Author: Yossi Klein Halevi
Publication: The New York Times
Date: September 7, 2002
On this Rosh Hashana, a time of
self-examination, I confess that my capacity as an Israeli for self-criticism
has been exhausted. The terrorist war that began around Rosh Hashana two
years ago and provoked official campaigns of Jew-hatred throughout the
Arab world has convinced Israelis like me who are ready to make far-reaching
compromises for peace that there will be no acceptance of a Jewish state
in the Middle East no matter how much territory we concede.
Once I was prepared to reach different
conclusions. During the first intifada that began in the late 1980's, I
served as a reservist in Gaza's refugee camps. For one month a year I became
an occupier, entering family bedrooms in the middle of the night to arrest
suspects for crimes ranging from terrorism to failure to pay taxes.

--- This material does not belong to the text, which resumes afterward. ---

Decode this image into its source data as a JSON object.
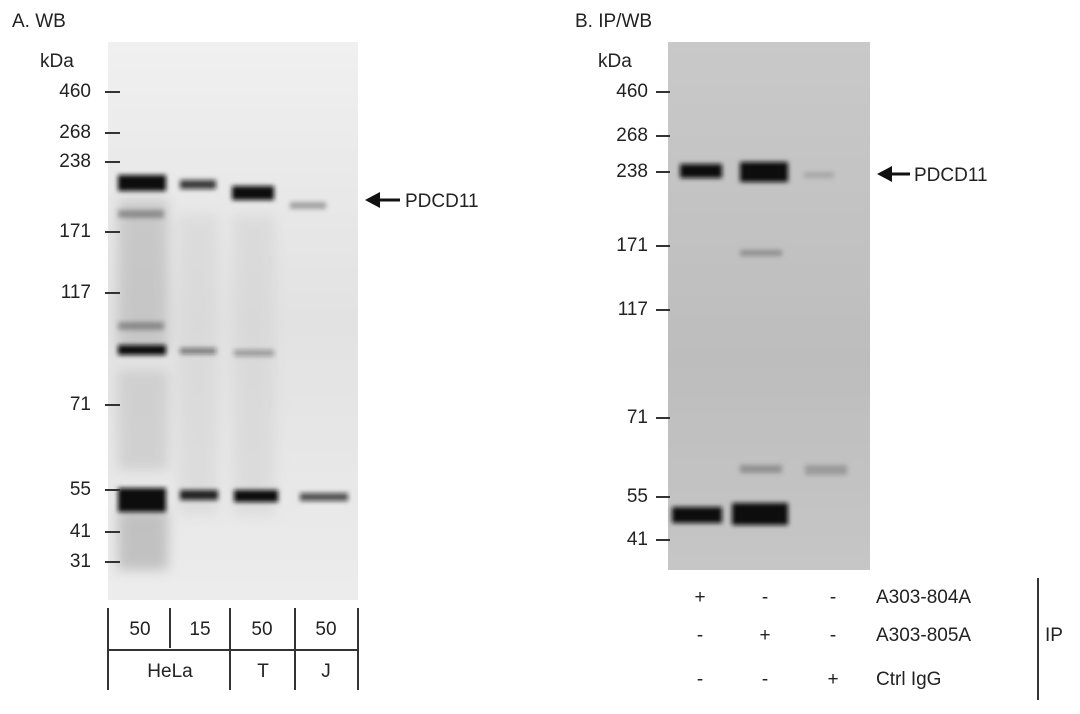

That experience taught me that both
sides share ample rights and wrongs. I was hardly alone. The first intifada
reduced to a minority those hardliners who believed that only the Jewish
people had legitimate claims to the land. The majority of us learned to
accommodate a competing narrative. We neutralized our attachment to the
biblical territories and accepted the inevitability of uprooting most of
the West Bank settlements. We offered to share our most precious possession,
Jerusalem, with our bitter enemy, Yasir Arafat.
For me, that process of examination
meant undertaking a journey into Islam and Christianity. As a religious
Jew, I went on pilgrimages to mosques and holy places, seeking to experience
something of the devotional life of my neighbors. I joined the Muslim prayer
line and learned the power of its choreographed surrender. I prayed in
a refugee camp that I had once patrolled as a soldier.
In turn, I sought from Palestinians
an acknowledgement that I wasn't a crusader or a colonialist but an exiled
son returning home. I waited for Palestinian leaders to tell their people
what the late Yitzhak Rabin told us: that we must withdraw from our exclusive
claim to the land. Those words never came.
Few Palestinians seem prepared even
now to examine their own share of responsibility for the conflict. Instead,
most remain barricaded in a self- righteous understanding of history, apportioning
all innocence to themselves and all blame to us. Perhaps their inability
to acknowledge the historical complexity of this conflict is understandable:
The Palestinians, after all, were its losers. Yet that failure led them
to commit their greatest blunder in a history of missed opportunities.
By declaring war two years ago against an Israeli government that was as
far left as any in history, they turned Israelis like me from supporters
of Ehud Barak into supporters of Ariel Sharon.
What the first intifada was for
Israelis, this intifada should be for Palestinians: a precious moment of
self-examination. The Oslo process failed because of an asymmetry of self-criticism:
Only one side came to the realization that this is a conflict between two
legitimate national movements. The time has come for Palestinians to partition
their sense of historical justice. They need to admit that much of their
suffering, especially now, has been self-inflicted. And they need to confront
the repeated moral failures of their leaders, from supporting Nazi Germany
to backing Saddam Hussein.
Yet so far, there are few signs
of moral unease. An ad placed earlier this summer by Palestinian intellectuals
urging an end to suicide bombings because they are ineffective isn't good
enough. Few Palestinians have challenged the historical revisionism now
increasingly prevalent in Arab culture that denies the ancient roots of
Jews in this land, the existence of the gas chambers and even Arab involvement
in the Sept. 11 attacks.
In my journey into Palestinian Islam,
I encountered the profound Muslim ability to live daily life with a constant
awareness of mortality - an awareness that can create humility, a prerequisite
for reconciliation between enemies. Peace will come only through mutual
introspection and atonement. Many Israelis went far in trying to understand
Palestinian claims and grievances. To resume that necessary process among
Israelis now requires a self-critical moral dialogue among Palestinians.
Yossi Klein Halevi, Israel correspondent
of The New Republic, is the author of "At the Entrance to the Garden of
Eden: A Jew's Search for Hope with Christians and Muslims in the Holy Land."